There are an abundant amount different kinds of bookstores across the country.  You have the well-known chains like Barnes & Noble, Borders, Half Price Books, and then you have your local tiny independent bookstores that have been around forever, (some even too small to be mentioned, but doesn’t make them not as popular among faithful their clients).

This is how I think they compare, they don’t!  Each bookstore has their own “thing/things” that makes them different.  One is not better than the other, it’s just different.  It can also be various things too — like a cafe in the store, a gift section, couches and comfortable chairs, a certain employee, or even the way the store is designed.  I go to two bookstores within the same chain, miles away from each other, and I like them both equally, though they are very very different.

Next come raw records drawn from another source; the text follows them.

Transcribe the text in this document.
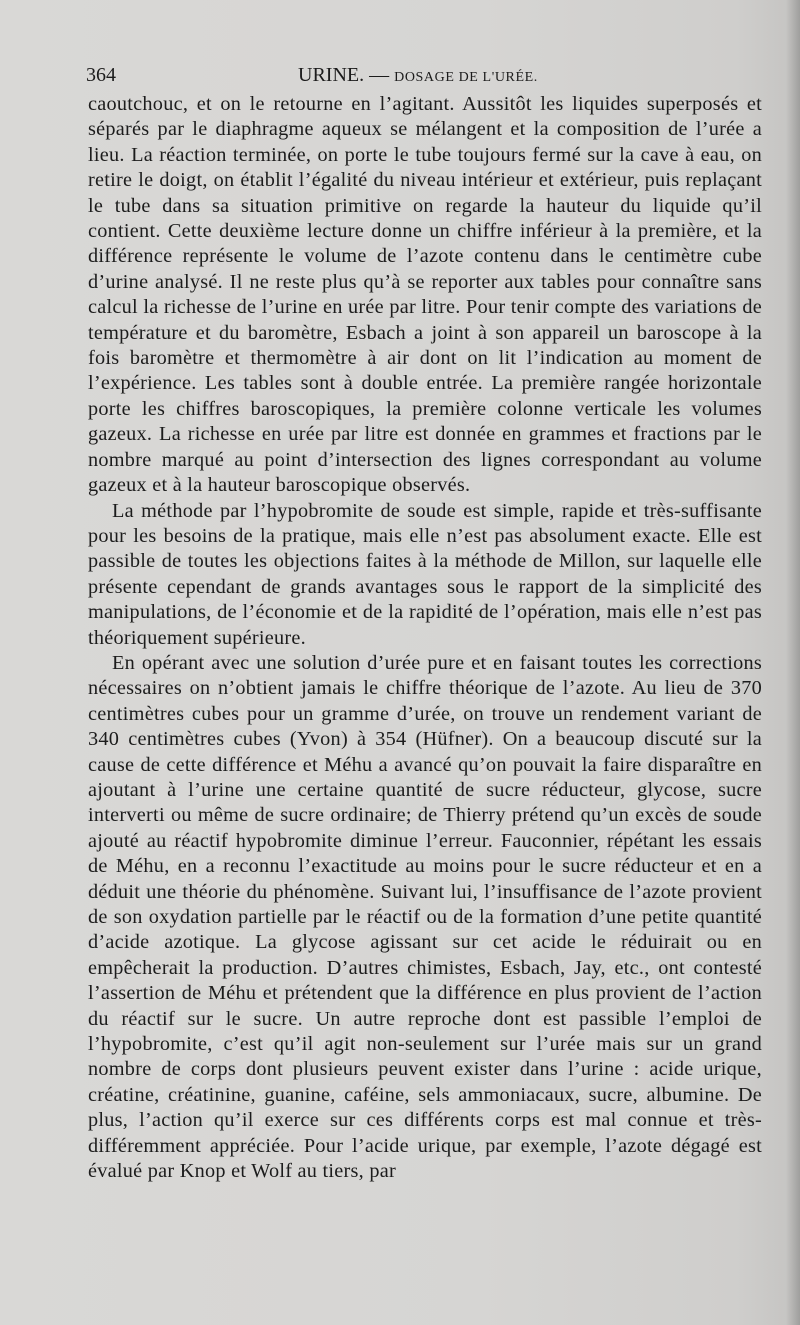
364	URINE. — DOSAGE DE L'URÉE.

caoutchouc, et on le retourne en l’agitant. Aussitôt les liquides superposés et séparés par le diaphragme aqueux se mélangent et la composition de l’urée a lieu. La réaction terminée, on porte le tube toujours fermé sur la cave à eau, on retire le doigt, on établit l’égalité du niveau intérieur et extérieur, puis replaçant le tube dans sa situation primitive on regarde la hauteur du liquide qu’il contient. Cette deuxième lecture donne un chiffre inférieur à la première, et la différence représente le volume de l’azote contenu dans le centimètre cube d’urine analysé. Il ne reste plus qu’à se reporter aux tables pour connaître sans calcul la richesse de l’urine en urée par litre. Pour tenir compte des variations de température et du baromètre, Esbach a joint à son appareil un baroscope à la fois baromètre et thermomètre à air dont on lit l’indication au moment de l’expérience. Les tables sont à double entrée. La première rangée horizontale porte les chiffres baroscopiques, la première colonne verticale les volumes gazeux. La richesse en urée par litre est donnée en grammes et fractions par le nombre marqué au point d’intersection des lignes correspondant au volume gazeux et à la hauteur baroscopique observés.

La méthode par l’hypobromite de soude est simple, rapide et très-suffisante pour les besoins de la pratique, mais elle n’est pas absolument exacte. Elle est passible de toutes les objections faites à la méthode de Millon, sur laquelle elle présente cependant de grands avantages sous le rapport de la simplicité des manipulations, de l’économie et de la rapidité de l’opération, mais elle n’est pas théoriquement supérieure.

En opérant avec une solution d’urée pure et en faisant toutes les corrections nécessaires on n’obtient jamais le chiffre théorique de l’azote. Au lieu de 370 centimètres cubes pour un gramme d’urée, on trouve un rendement variant de 340 centimètres cubes (Yvon) à 354 (Hüfner). On a beaucoup discuté sur la cause de cette différence et Méhu a avancé qu’on pouvait la faire disparaître en ajoutant à l’urine une certaine quantité de sucre réducteur, glycose, sucre interverti ou même de sucre ordinaire; de Thierry prétend qu’un excès de soude ajouté au réactif hypobromite diminue l’erreur. Fauconnier, répétant les essais de Méhu, en a reconnu l’exactitude au moins pour le sucre réducteur et en a déduit une théorie du phénomène. Suivant lui, l’insuffisance de l’azote provient de son oxydation partielle par le réactif ou de la formation d’une petite quantité d’acide azotique. La glycose agissant sur cet acide le réduirait ou en empêcherait la production. D’autres chimistes, Esbach, Jay, etc., ont contesté l’assertion de Méhu et prétendent que la différence en plus provient de l’action du réactif sur le sucre. Un autre reproche dont est passible l’emploi de l’hypobromite, c’est qu’il agit non-seulement sur l’urée mais sur un grand nombre de corps dont plusieurs peuvent exister dans l’urine : acide urique, créatine, créatinine, guanine, caféine, sels ammoniacaux, sucre, albumine. De plus, l’action qu’il exerce sur ces différents corps est mal connue et très-différemment appréciée. Pour l’acide urique, par exemple, l’azote dégagé est évalué par Knop et Wolf au tiers, par
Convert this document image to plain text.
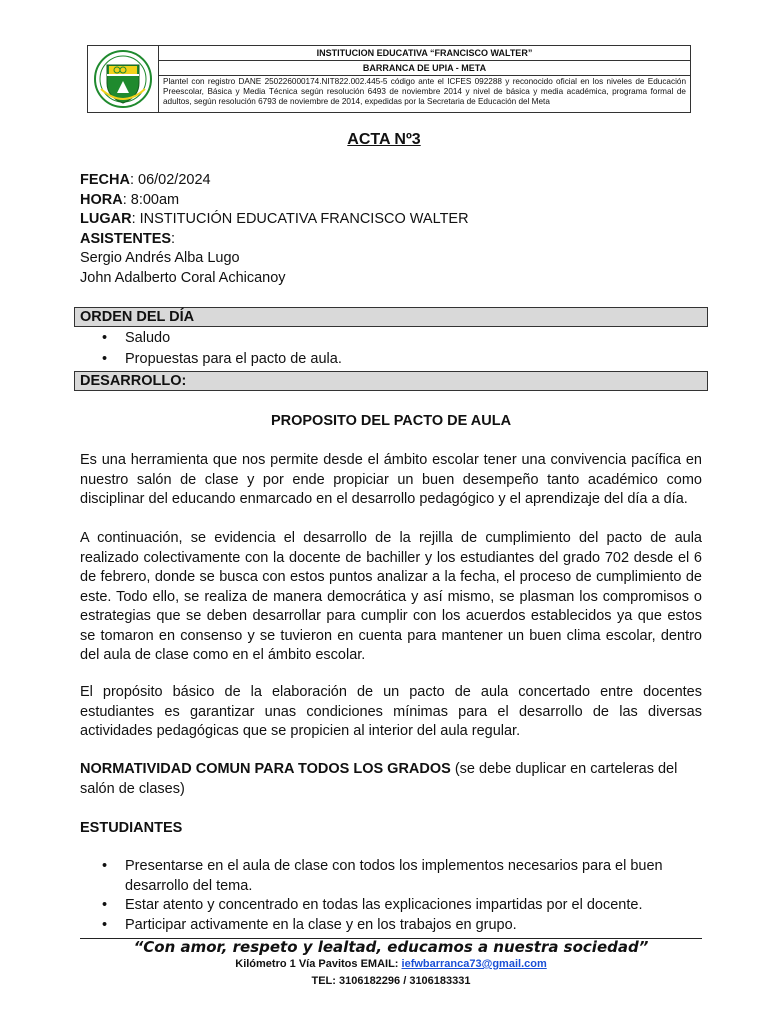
INSTITUCION EDUCATIVA “FRANCISCO WALTER”
BARRANCA DE UPIA - META
Plantel con registro DANE 250226000174.NIT822.002.445-5 código ante el ICFES 092288 y reconocido oficial en los niveles de Educación Preescolar, Básica y Media Técnica según resolución 6493 de noviembre 2014 y nivel de básica y media académica, programa formal de adultos, según resolución 6793 de noviembre de 2014, expedidas por la Secretaria de Educación del Meta
ACTA Nº3
FECHA: 06/02/2024
HORA: 8:00am
LUGAR: INSTITUCIÓN EDUCATIVA FRANCISCO WALTER
ASISTENTES:
Sergio Andrés Alba Lugo
John Adalberto Coral Achicanoy
ORDEN DEL DÍA
• Saludo
• Propuestas para el pacto de aula.
DESARROLLO:
PROPOSITO DEL PACTO DE AULA

Es una herramienta que nos permite desde el ámbito escolar tener una convivencia pacífica en nuestro salón de clase y por ende propiciar un buen desempeño tanto académico como disciplinar del educando enmarcado en el desarrollo pedagógico y el aprendizaje del día a día.

A continuación, se evidencia el desarrollo de la rejilla de cumplimiento del pacto de aula realizado colectivamente con la docente de bachiller y los estudiantes del grado 702 desde el 6 de febrero, donde se busca con estos puntos analizar a la fecha, el proceso de cumplimiento de este. Todo ello, se realiza de manera democrática y así mismo, se plasman los compromisos o estrategias que se deben desarrollar para cumplir con los acuerdos establecidos ya que estos se tomaron en consenso y se tuvieron en cuenta para mantener un buen clima escolar, dentro del aula de clase como en el ámbito escolar.

El propósito básico de la elaboración de un pacto de aula concertado entre docentes estudiantes es garantizar unas condiciones mínimas para el desarrollo de las diversas actividades pedagógicas que se propicien al interior del aula regular.

NORMATIVIDAD COMUN PARA TODOS LOS GRADOS (se debe duplicar en carteleras del salón de clases)

ESTUDIANTES
• Presentarse en el aula de clase con todos los implementos necesarios para el buen desarrollo del tema.
• Estar atento y concentrado en todas las explicaciones impartidas por el docente.
• Participar activamente en la clase y en los trabajos en grupo.
“Con amor, respeto y lealtad, educamos a nuestra sociedad”
Kilómetro 1 Vía Pavitos EMAIL: iefwbarranca73@gmail.com
TEL: 3106182296 / 3106183331
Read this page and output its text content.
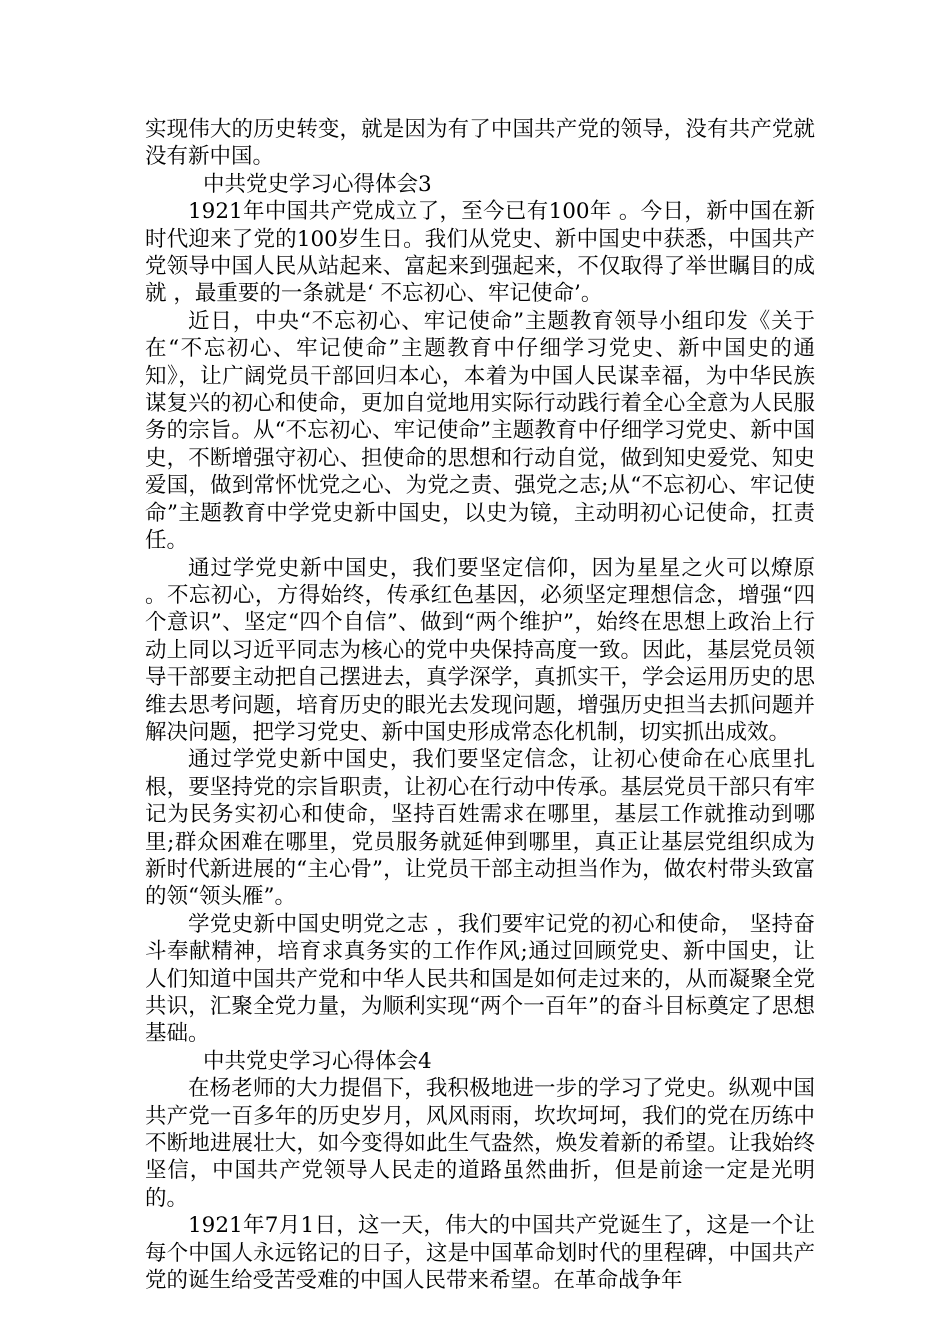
实现伟大的历史转变，就是因为有了中国共产党的领导，没有共产党就没有新中国。

中共党史学习心得体会3

1921年中国共产党成立了，至今已有100年 。今日，新中国在新时代迎来了党的100岁生日。我们从党史、新中国史中获悉，中国共产党领导中国人民从站起来、富起来到强起来，不仅取得了举世瞩目的成就 ，最重要的一条就是‘ 不忘初心、牢记使命’。

近日，中央“不忘初心、牢记使命”主题教育领导小组印发《关于在“不忘初心、牢记使命”主题教育中仔细学习党史、新中国史的通知》，让广阔党员干部回归本心，本着为中国人民谋幸福，为中华民族谋复兴的初心和使命，更加自觉地用实际行动践行着全心全意为人民服务的宗旨。从“不忘初心、牢记使命”主题教育中仔细学习党史、新中国史，不断增强守初心、担使命的思想和行动自觉，做到知史爱党、知史爱国，做到常怀忧党之心、为党之责、强党之志;从“不忘初心、牢记使命”主题教育中学党史新中国史，以史为镜，主动明初心记使命，扛责任。

通过学党史新中国史，我们要坚定信仰，因为星星之火可以燎原 。不忘初心，方得始终，传承红色基因，必须坚定理想信念，增强“四个意识”、坚定“四个自信”、做到“两个维护”，始终在思想上政治上行动上同以习近平同志为核心的党中央保持高度一致。因此，基层党员领导干部要主动把自己摆进去，真学深学，真抓实干，学会运用历史的思维去思考问题，培育历史的眼光去发现问题，增强历史担当去抓问题并解决问题，把学习党史、新中国史形成常态化机制，切实抓出成效。

通过学党史新中国史，我们要坚定信念，让初心使命在心底里扎根，要坚持党的宗旨职责，让初心在行动中传承。基层党员干部只有牢记为民务实初心和使命，坚持百姓需求在哪里，基层工作就推动到哪里;群众困难在哪里，党员服务就延伸到哪里，真正让基层党组织成为新时代新进展的“主心骨”，让党员干部主动担当作为，做农村带头致富的领“领头雁”。

学党史新中国史明党之志 ，我们要牢记党的初心和使命， 坚持奋斗奉献精神，培育求真务实的工作作风;通过回顾党史、新中国史，让人们知道中国共产党和中华人民共和国是如何走过来的，从而凝聚全党共识，汇聚全党力量，为顺利实现“两个一百年”的奋斗目标奠定了思想基础。

中共党史学习心得体会4

在杨老师的大力提倡下，我积极地进一步的学习了党史。纵观中国共产党一百多年的历史岁月，风风雨雨，坎坎坷坷，我们的党在历练中不断地进展壮大，如今变得如此生气盎然，焕发着新的希望。让我始终坚信，中国共产党领导人民走的道路虽然曲折，但是前途一定是光明的。

1921年7月1日，这一天，伟大的中国共产党诞生了，这是一个让每个中国人永远铭记的日子，这是中国革命划时代的里程碑，中国共产党的诞生给受苦受难的中国人民带来希望。在革命战争年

When I walk into a bookstore and as a book lover, I’m amazed at the beauty of seeing real books on the shelves, much more so than the popular electronic book gadgets, (the Nook and Kindle, for example). I have nothing against these gadgets, but doesn’t everyone love the smell of flipping through a book?  If books become obsolete, which I’m sure they eventually will, what will happen to the large chain stores, book tours and autographs?

As far as the sweet small town bookstores (some which aren’t in small town, it’s more of the type of store), they seem to be disappearing, which I think is sad.  They are no longer the same, thanks to their larger competition.  (For an idea of an independent small book store, watch the movie You’ve Got Mail, with Meg Ryan and Tom Hanks).

In the end, a bookstore is a bookstore, and they are all trying to do the same thing — sell the book that the author has put his or her heart into.